People who are grudge purchasers of health insurance "will be better off paying the Medicare Levy Surcharge than buying insurance," the analysis says.

The report highlighted the investment that had been put into public hospitals and the changing attitudes towards booking into a public hospital for elective surgery.

"I would say we are at the point where, yes, people would feel comfortable making public hospitals their choice," Australian Health and Hospitals chief Alison Verhoeven said.

As private health insurance numbers fall she says it's time for the federal government to direct some of the $6 billion it spends subsidising insurers on funding public hospitals which face greater demand.


But could the public system absorb the private demand?

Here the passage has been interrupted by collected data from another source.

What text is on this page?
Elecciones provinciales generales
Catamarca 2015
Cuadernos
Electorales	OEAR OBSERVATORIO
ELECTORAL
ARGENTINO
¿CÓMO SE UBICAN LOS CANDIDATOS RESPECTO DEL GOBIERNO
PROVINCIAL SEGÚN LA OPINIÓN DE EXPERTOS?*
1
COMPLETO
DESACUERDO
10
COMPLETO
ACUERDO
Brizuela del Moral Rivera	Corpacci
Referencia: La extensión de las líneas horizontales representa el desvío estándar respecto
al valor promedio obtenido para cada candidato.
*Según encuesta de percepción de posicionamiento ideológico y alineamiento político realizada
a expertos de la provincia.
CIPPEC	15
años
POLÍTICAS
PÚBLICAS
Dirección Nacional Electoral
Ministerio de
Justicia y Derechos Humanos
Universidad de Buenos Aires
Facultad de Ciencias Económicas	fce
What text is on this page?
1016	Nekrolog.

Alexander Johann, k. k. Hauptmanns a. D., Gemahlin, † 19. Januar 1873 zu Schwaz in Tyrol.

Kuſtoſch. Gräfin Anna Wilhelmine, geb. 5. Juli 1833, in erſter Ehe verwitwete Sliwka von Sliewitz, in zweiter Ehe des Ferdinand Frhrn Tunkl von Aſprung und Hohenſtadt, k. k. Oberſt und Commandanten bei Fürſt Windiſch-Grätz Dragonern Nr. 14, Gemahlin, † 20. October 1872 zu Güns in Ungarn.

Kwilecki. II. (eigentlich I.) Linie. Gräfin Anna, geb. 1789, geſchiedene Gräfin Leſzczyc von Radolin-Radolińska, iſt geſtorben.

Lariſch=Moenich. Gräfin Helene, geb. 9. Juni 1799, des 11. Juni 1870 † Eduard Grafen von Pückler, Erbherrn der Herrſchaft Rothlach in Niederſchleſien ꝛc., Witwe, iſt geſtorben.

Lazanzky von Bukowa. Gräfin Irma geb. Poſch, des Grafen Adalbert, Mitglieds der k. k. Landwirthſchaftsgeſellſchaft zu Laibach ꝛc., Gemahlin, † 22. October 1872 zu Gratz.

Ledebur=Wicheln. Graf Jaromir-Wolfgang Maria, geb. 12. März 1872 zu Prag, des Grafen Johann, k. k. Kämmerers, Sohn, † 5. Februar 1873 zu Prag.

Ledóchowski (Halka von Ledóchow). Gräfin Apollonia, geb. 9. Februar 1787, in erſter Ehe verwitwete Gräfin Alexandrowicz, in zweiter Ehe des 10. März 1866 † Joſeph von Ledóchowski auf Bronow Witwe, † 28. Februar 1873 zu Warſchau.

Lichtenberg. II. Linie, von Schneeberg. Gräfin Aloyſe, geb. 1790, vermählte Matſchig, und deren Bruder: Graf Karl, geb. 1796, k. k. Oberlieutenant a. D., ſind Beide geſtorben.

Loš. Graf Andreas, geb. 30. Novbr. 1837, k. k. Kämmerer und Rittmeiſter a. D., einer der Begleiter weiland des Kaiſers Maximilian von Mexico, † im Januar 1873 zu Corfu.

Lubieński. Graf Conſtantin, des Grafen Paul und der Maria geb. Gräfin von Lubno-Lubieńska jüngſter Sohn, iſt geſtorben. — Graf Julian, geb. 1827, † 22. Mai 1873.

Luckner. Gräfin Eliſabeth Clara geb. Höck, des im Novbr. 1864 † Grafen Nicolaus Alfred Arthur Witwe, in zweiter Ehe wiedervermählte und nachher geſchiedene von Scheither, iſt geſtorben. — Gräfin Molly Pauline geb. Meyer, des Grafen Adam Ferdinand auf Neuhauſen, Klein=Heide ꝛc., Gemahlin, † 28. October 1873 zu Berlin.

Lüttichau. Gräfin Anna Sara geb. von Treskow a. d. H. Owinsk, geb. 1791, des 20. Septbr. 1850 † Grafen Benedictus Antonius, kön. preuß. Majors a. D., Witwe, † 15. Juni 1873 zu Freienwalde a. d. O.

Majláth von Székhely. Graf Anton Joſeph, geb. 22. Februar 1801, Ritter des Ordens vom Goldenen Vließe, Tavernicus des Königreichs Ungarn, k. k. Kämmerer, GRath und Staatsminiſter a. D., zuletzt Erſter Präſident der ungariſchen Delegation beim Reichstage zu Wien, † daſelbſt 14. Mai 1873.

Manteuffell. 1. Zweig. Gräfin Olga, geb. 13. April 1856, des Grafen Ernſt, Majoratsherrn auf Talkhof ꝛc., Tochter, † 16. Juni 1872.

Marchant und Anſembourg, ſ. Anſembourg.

However, spokeswoman Private Healthcare Australia chief Rachel David says the idea that the public sector can absorb the greater demand on hospitals caused by an ageing population was "incorrect and very naive".

"Private hospitals are efficient providers of elective surgery because they act as 'focused factories' and are highly efficient, getting through many more cases in a list than the public system," she said.

Wait times for elective surgery in public hospitals extend to years and the public system can't quickly treat disabling sporting injuries, eating disorders, weight loss surgery, chronic severe anxiety and depression, she said.


The future of health funds

Morgan Stanley is warning its clients of investing in the health sector now that health fund membership is in decline and private hospitals are under financial pressure.

The report notes that people are already ditching private health funds for public hospitals, with the dropping rates expected to continue.